Pot influx before legal sales plagues California towns
Authorities cut down illegal plants in raids
COPPEROPOLIS, Calif. — The four young men had just started their marijuana harvest in rural Northern California when a dozen sheriff ’s deputies swooped in with guns drawn, arrested them and spent the day chopping down 150 bushy plants with machetes.
“I could do this every day if I had the personnel,” Calaveras County Sheriff Rick Dibasilio said during the operation near the Sierra Nevada foothills town of Copperopolis, about two hours east of San Francisco.
Authorities this year have cut down close to 30,000 plants grown without permits in a county that is reconsidering its embrace of marijuana cultivation ahead of statewide legalization.
Marijuana has deeply divided financially strapped Calaveras County, among many where growers are increasingly open about their operations and are starting to encroach on neighborhoods.
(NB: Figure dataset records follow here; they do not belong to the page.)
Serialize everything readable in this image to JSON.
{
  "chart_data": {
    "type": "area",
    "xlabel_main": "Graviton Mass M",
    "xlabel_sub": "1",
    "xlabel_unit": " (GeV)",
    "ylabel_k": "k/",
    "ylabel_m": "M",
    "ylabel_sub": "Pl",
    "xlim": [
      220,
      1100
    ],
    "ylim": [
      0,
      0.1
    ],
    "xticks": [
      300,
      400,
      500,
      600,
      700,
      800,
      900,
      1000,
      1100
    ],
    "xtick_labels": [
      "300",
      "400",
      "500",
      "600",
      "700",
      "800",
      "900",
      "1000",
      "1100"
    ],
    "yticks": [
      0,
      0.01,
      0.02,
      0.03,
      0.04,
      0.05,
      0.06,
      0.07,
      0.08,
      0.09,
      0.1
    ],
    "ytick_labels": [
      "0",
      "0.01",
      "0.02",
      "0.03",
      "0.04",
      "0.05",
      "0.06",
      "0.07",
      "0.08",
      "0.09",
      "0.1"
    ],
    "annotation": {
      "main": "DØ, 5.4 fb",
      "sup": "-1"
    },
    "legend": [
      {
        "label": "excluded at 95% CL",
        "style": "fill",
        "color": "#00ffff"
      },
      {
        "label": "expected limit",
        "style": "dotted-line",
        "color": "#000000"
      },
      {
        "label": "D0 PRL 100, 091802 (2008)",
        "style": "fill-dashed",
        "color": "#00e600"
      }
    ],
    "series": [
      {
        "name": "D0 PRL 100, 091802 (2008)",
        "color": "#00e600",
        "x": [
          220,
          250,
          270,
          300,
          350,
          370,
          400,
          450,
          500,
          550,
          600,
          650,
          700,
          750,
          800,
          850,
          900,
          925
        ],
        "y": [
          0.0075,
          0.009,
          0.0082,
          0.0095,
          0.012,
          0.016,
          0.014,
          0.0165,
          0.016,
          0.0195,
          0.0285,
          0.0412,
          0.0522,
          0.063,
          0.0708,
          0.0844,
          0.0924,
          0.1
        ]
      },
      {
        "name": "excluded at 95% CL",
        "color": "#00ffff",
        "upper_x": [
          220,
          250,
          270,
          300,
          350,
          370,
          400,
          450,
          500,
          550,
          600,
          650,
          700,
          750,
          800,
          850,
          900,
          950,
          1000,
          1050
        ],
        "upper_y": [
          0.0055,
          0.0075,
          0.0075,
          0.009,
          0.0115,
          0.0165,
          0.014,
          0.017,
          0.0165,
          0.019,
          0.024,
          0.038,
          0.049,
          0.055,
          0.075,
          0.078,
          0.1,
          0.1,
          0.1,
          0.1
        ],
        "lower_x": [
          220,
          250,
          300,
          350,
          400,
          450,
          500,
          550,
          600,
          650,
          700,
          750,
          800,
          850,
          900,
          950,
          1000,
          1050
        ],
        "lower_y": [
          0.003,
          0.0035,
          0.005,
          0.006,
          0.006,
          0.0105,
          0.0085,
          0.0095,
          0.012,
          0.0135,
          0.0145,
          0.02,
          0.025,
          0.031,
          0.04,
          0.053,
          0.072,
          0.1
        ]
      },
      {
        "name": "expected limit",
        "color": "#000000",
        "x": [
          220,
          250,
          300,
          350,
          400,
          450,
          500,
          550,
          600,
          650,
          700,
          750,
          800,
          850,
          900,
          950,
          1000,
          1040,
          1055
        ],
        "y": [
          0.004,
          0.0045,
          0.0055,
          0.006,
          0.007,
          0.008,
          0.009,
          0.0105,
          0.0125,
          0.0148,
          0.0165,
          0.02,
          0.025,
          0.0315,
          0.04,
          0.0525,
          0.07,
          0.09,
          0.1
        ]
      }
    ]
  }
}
Dibasilio estimates the county, population 44,000 and about the size of Rhode Island, has more than 1,000 illegal farms in addition to the hundreds with permits or in the process of obtaining them. The influx has caused a backlash among residents and led to the ouster of some leaders who approved marijuana cultivation.
Pot farmers operating legally, meanwhile, say they are helping the local economy and have threatened to sue over attempts to stop them.
California is set to issue licenses in January to grow, transport and sell weed for recreational purposes, nearly 20 years after the state first authorized the drug’s consumption with a doctor’s recommendation.
Farmers legally can grow marijuana for recreational consumption next year but are required to get a local permit before applying for a state license, which has sparked a boom in pot-friendly counties. Calaveras County officials expected to receive about 250 applications by the 2016 deadline. They got 770. About 200 applications have been approved, a similar number rejected, and the others are still being processed.
The new pot farms have brought a bustling industry that includes the sounds of generators, bright lights illuminating gardens at night, water trucks kicking up dust on their way to grows, the distinct odor of marijuana and temporary housing for migrant workers.
Law enforcement officials say they have raided farms where they have found pesticides that are banned in the U.S.
“It has changed our way of life,” said Bill Mcmanus, head of an organization seeking to ban marijuana in Calaveras County. “The environmental impacts are atrocious.”
The California Growers Association estimates about 3,500 farmers in Humboldt, Mendocino and Trinity counties have applied for local permits and will be in a position to receive state licenses. An additional 29,000 farmers there haven’t bothered with the paperwork, according to the group.